The question that matters
None of this is to say that AI is irrelevant to Singapore-listed companies. AI is clearly driving real capex, real orders, and real revenue growth in certain segments. But the market’s enthusiasm over AI appears to have conflated three very different types of exposure.
One is structural, where AI genuinely changes a company’s addressable market and competitive position. The second is cyclical. This is where AI increases demand for existing products but hardly changes how the company makes money. The third is cosmetic, where AI is invoked in corporate presentations and broker reports but has no meaningful impact on the income statement.
The first category deserves a premium, though that should be calibrated to actual margin improvement and not just revenue growth. The second category deserves to be valued for what it is: a good business benefitting from a strong cycle. But cycles turn. When AI capex slows, these companies will feel it in their order books. The third category deserves nothing at all.

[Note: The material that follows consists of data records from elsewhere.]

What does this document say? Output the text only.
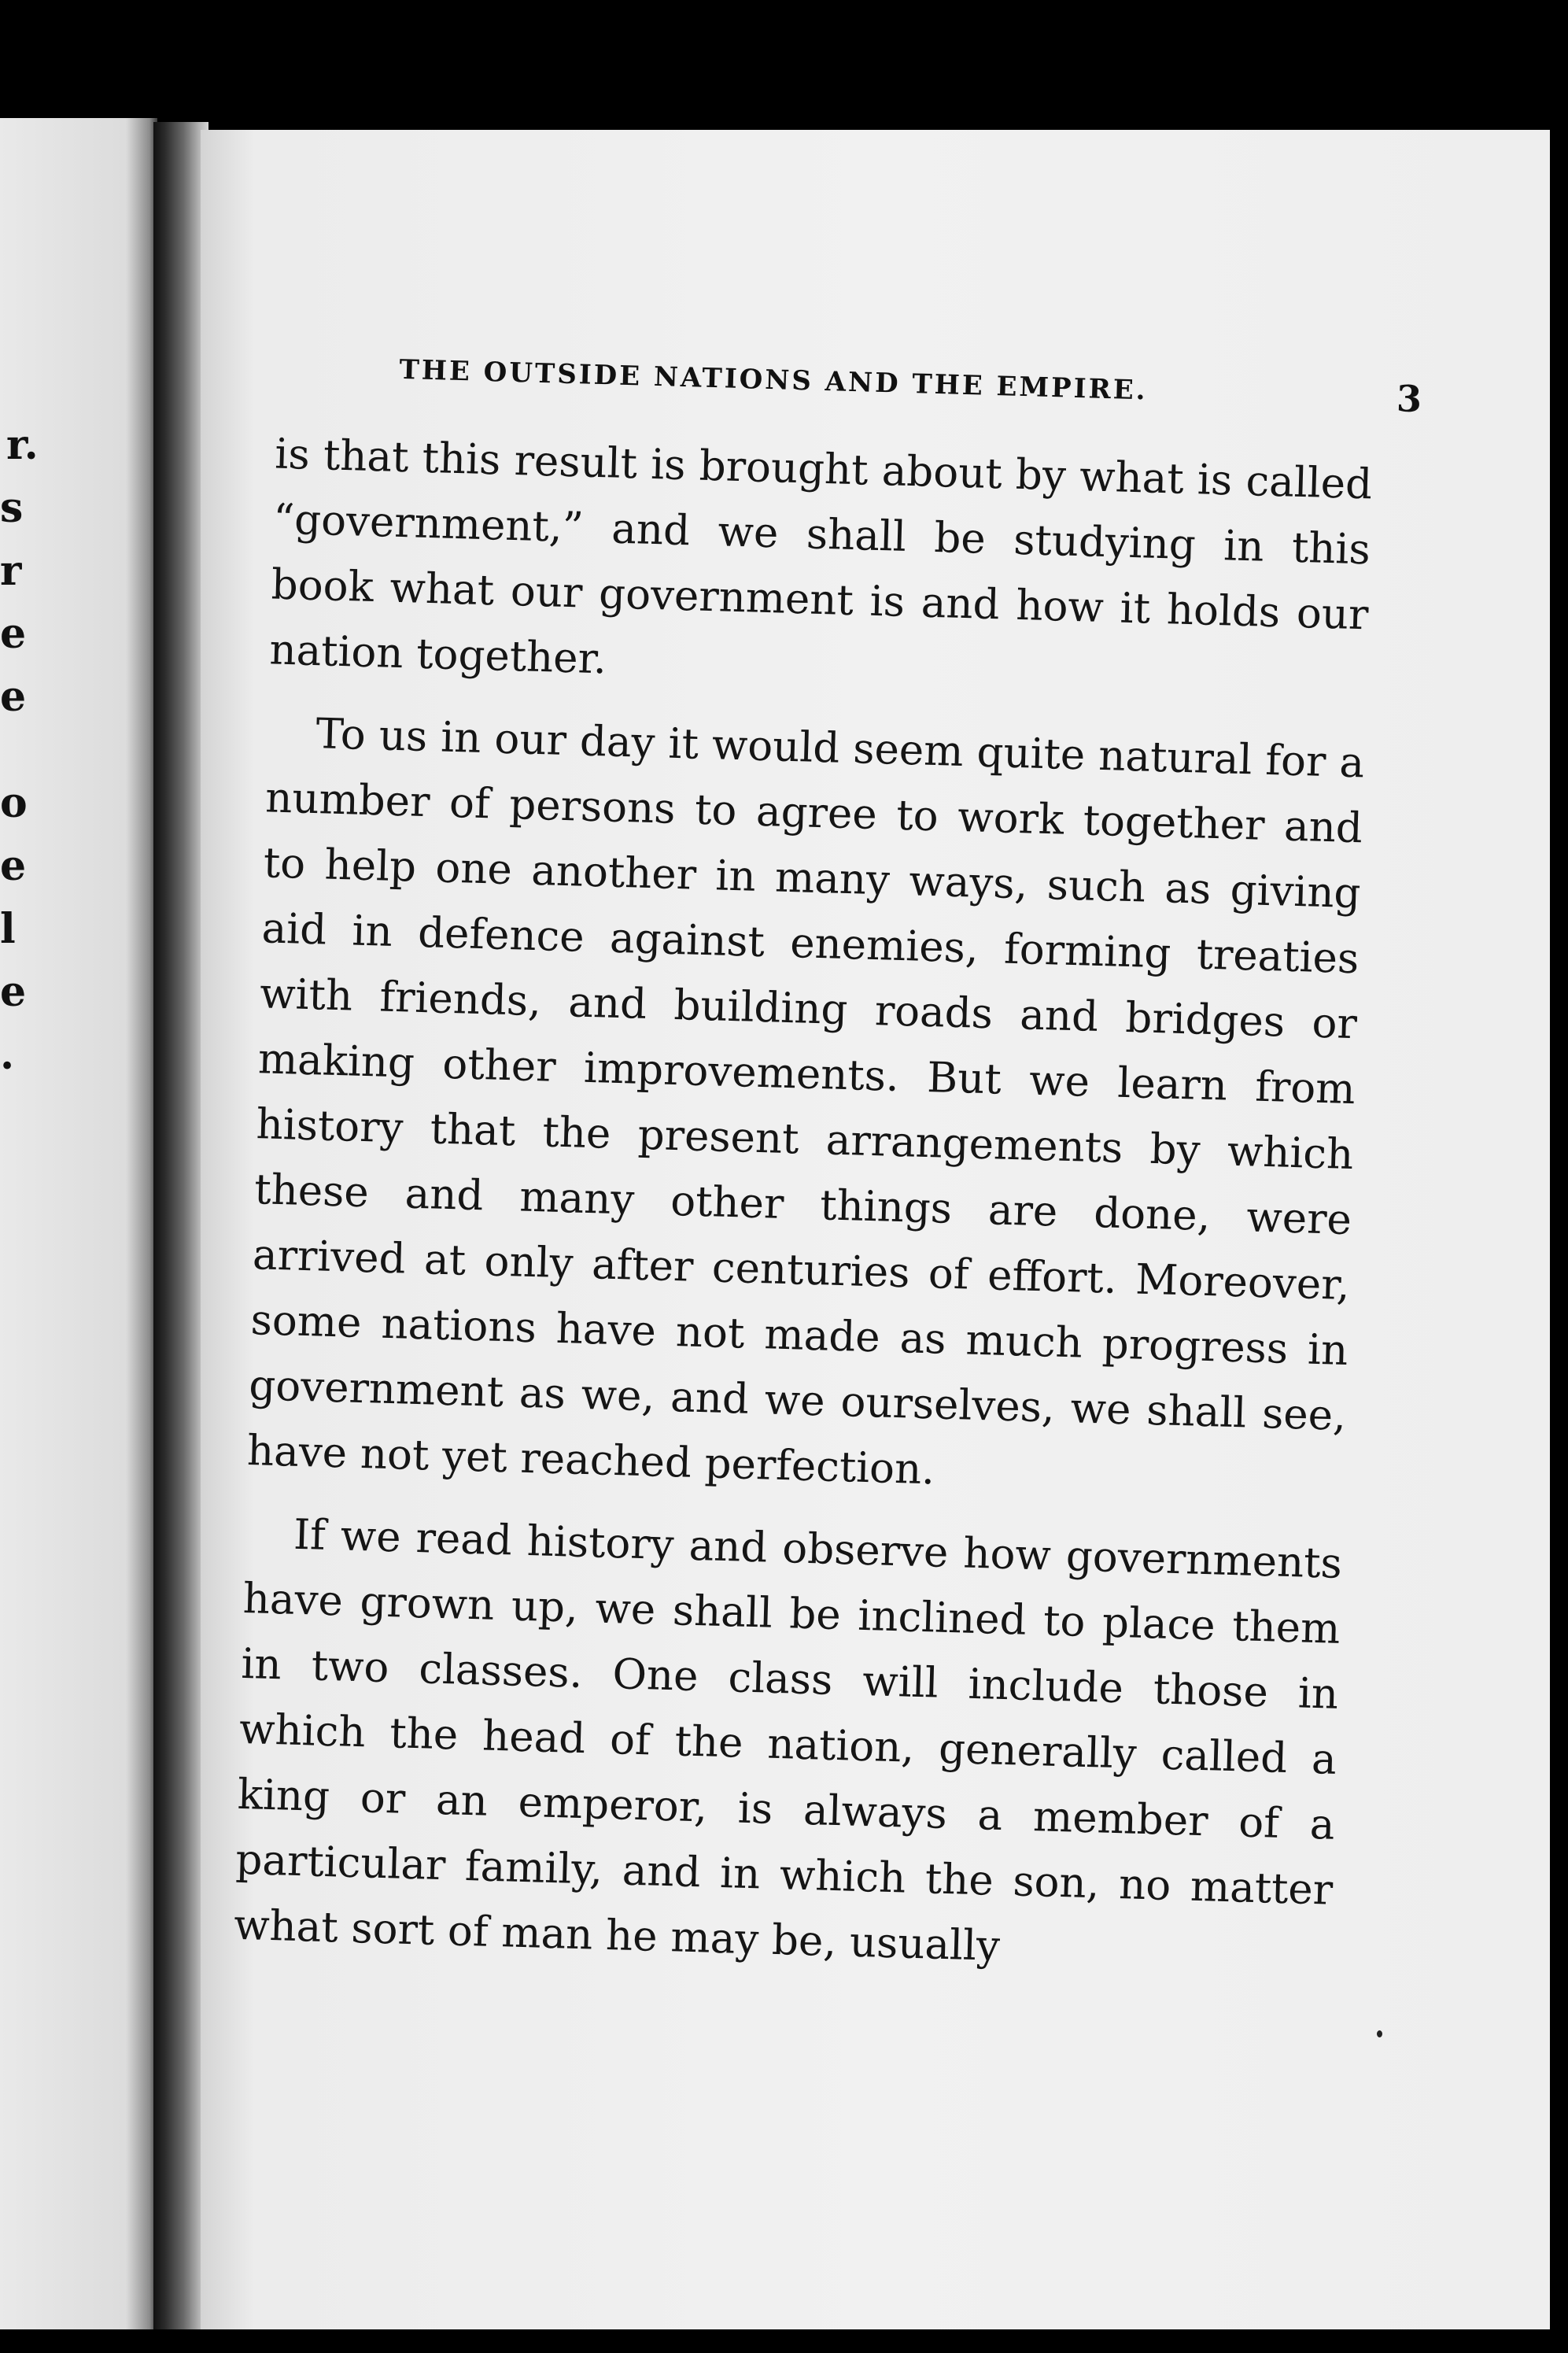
r.
s
r
e
e
o
e
l
e
.
THE OUTSIDE NATIONS AND THE EMPIRE.	3

is that this result is brought about by what is called “government,” and we shall be studying in this book what our government is and how it holds our nation together.

To us in our day it would seem quite natural for a number of persons to agree to work together and to help one another in many ways, such as giving aid in defence against enemies, forming treaties with friends, and building roads and bridges or making other improvements. But we learn from history that the present arrangements by which these and many other things are done, were arrived at only after centuries of effort. Moreover, some nations have not made as much progress in government as we, and we ourselves, we shall see, have not yet reached perfection.

If we read history and observe how governments have grown up, we shall be inclined to place them in two classes. One class will include those in which the head of the nation, generally called a king or an emperor, is always a member of a particular family, and in which the son, no matter what sort of man he may be, usually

In a market starved of growth narratives, AI has become a convenient one. But convenience is not the same as value creation. For investors, whether a company touches AI somewhere in its supply chain should not be the focus. Almost every industrial company does, just as many industrial companies claimed exposure to the electric-vehicle boom a few years ago.
The more appropriate question is whether AI changes a company’s pricing power, its margin structure, or its competitive edge. For most Singapore-listed companies claiming AI exposure, the honest answer appears to be: not yet.